İbrahim Kahveci
Eski tarihlerdi.
Artık pek kimse hatırlamıyor.
28 Şubat sürecinin en zor dönemleriydi. Bir kaç asker ne diyorsa o oluyordu. Yargı bile onların iradesi yönündeydi. O nedenle “yargı karar verecek” manşetleri medyayı süslerken hep şüpheyle bakardım.
O günlerde o manşetlere karşı çıkan bir avuç kahraman vardı. Açıkçası her gün Yeni Şafak alırdım ama asıl nefes almamı bir çok kalem sahibi yanında Gülay Göktürk, Ali Bayramoğlu sağlardı.
Hele o yazı yok mu...
“Bizim asker kısa boylu, cılız ve toplumda sözü dinlenmeyen birini düşünün.

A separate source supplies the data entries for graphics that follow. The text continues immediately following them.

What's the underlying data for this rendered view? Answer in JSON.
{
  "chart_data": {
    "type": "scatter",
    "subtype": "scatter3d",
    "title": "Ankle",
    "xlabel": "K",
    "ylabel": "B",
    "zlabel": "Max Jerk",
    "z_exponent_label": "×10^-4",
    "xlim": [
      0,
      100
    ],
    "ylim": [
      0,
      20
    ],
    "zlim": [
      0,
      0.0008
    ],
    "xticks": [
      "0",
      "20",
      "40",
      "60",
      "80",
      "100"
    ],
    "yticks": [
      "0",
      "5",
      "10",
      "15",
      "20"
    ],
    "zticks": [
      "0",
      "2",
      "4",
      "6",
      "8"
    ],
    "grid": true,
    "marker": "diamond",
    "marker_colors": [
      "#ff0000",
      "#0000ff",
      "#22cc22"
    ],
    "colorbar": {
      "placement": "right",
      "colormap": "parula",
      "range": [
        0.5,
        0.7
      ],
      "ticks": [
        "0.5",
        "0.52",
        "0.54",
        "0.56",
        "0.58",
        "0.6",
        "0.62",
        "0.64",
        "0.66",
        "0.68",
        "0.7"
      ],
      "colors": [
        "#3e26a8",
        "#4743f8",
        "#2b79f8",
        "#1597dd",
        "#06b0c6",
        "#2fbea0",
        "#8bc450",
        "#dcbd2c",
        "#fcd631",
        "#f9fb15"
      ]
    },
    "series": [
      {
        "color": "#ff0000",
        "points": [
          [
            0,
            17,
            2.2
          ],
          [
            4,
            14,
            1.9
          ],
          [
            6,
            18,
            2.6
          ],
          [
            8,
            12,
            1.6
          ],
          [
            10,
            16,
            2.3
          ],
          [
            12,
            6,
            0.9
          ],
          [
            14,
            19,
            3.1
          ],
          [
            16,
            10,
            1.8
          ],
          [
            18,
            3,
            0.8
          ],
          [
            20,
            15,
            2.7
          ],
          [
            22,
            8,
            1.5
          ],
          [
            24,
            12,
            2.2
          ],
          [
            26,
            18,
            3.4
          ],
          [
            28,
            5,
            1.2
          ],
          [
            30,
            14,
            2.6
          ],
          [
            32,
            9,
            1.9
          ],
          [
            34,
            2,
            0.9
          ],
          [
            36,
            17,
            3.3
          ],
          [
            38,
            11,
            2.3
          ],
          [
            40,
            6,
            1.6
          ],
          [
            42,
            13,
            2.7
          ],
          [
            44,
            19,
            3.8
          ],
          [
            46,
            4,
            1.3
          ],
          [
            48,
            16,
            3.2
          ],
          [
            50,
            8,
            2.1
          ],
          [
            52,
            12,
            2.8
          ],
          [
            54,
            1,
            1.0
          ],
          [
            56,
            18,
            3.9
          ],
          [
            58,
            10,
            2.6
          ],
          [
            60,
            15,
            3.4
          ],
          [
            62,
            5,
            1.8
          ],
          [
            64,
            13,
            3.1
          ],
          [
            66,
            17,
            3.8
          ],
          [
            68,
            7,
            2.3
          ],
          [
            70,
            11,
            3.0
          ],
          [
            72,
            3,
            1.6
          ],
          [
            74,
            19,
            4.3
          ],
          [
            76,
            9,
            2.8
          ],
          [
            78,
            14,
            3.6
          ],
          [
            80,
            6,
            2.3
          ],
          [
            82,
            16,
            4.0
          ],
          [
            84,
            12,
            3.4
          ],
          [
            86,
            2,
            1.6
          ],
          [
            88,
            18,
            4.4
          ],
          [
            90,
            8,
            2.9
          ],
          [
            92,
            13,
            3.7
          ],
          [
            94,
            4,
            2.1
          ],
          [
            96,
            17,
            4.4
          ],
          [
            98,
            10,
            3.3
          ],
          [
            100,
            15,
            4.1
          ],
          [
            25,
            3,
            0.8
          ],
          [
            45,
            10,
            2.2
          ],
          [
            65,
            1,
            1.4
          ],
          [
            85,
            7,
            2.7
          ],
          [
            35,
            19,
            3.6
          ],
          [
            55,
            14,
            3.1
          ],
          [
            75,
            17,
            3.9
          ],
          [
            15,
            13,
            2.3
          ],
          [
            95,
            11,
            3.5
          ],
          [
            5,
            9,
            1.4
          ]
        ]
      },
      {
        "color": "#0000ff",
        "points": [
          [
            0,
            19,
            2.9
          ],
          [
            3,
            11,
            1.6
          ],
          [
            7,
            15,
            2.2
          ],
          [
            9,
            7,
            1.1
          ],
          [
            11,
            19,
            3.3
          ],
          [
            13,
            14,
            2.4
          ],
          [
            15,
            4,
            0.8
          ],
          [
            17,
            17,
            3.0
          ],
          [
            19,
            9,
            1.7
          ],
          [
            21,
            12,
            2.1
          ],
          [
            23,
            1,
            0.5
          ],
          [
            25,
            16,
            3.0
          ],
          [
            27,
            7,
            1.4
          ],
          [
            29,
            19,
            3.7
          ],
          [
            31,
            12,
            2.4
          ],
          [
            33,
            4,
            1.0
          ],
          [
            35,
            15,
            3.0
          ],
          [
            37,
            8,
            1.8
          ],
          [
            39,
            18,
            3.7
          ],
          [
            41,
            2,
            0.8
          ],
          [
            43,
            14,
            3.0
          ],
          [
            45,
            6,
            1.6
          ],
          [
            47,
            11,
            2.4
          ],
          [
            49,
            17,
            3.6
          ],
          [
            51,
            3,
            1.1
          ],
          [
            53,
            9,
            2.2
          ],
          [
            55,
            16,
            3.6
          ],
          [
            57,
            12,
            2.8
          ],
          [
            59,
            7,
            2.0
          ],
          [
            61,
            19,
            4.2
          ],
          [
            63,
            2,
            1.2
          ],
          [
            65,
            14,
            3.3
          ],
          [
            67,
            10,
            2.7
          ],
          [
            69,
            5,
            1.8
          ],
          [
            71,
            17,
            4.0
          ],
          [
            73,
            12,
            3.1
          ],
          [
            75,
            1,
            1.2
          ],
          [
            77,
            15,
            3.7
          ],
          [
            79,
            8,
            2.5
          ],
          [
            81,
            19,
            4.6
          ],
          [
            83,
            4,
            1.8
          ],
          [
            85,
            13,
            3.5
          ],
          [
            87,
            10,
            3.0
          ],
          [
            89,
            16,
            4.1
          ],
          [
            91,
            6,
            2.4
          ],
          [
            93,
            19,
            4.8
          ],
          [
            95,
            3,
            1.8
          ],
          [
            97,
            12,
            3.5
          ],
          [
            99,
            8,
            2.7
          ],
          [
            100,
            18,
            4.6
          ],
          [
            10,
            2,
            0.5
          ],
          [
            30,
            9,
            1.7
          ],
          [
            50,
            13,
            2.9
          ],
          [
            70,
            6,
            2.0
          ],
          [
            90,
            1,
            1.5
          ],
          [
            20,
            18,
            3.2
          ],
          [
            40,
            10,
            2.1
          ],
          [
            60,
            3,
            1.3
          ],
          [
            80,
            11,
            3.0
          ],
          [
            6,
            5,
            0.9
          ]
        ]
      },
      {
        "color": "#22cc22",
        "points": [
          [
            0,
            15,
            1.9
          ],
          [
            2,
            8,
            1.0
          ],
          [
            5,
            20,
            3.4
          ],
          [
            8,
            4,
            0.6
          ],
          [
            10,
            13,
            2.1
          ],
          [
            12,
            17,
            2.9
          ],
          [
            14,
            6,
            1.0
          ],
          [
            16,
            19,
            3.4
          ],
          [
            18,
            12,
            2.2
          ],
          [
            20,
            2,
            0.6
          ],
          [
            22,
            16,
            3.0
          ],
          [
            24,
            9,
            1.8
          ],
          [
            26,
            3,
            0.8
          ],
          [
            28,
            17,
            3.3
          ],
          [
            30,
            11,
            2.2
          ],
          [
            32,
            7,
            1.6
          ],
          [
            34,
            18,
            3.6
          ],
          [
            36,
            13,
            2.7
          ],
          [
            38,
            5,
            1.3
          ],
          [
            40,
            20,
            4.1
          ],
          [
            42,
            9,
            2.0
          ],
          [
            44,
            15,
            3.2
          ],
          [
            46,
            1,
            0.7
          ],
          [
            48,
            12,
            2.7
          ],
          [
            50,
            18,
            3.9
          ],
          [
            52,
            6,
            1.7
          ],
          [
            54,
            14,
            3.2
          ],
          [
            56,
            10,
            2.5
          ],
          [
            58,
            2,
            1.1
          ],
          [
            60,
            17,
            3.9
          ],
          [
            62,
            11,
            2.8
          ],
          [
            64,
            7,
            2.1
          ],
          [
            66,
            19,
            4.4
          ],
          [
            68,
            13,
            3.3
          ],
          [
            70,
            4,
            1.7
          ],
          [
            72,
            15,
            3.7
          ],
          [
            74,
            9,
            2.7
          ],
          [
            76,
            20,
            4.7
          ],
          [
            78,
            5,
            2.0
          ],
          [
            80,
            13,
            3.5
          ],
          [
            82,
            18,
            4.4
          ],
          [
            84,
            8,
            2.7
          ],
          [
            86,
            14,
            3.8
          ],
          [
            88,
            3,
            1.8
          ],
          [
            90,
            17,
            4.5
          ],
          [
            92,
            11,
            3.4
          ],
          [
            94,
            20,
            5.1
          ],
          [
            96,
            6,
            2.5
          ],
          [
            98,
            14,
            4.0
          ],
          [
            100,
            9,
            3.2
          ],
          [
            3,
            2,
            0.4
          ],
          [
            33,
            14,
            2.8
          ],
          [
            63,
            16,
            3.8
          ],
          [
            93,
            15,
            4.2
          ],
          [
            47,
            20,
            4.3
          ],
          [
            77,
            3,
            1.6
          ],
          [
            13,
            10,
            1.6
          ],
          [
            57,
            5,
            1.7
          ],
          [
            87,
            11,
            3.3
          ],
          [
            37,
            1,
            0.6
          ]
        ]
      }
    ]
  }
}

Ama tır kamyonuna binince o kamyonun gücünü kendi gücü görerek trafiğe çıktığında bütün kuralları alt-üst eder” yazısı.
Gülay Göktürk yazmıştı.
Ve nefes almıştım
Nerede ise fiili isyan noktasından beni o yazı çevirmişti.
Gülay hanım adeta benim hayatımı kurtarmıştır.
***
Şimdi bir başka açıdan bakalım:
Türkiye İstatistik Kurumu (TÜİK) verilerine göre ocak 2019’da toplam çalışan sayısı 27 milyon 157 bin kişi. Bu çalışanların 8 milyon 999 bin kişisi (%33,1) kayıt dışı çalışıyor. Yani bir sosyal güvenlik kayıtları bulunmuyor.
İş-Kur mart 2019 verilerini açıkladı. Kayıtlı işsiz sayısı 2018 mart ayında 2 milyon 342 bin kişiden, bu yılın mart ayında 4 milyon 048 bin kişiye çıkmış.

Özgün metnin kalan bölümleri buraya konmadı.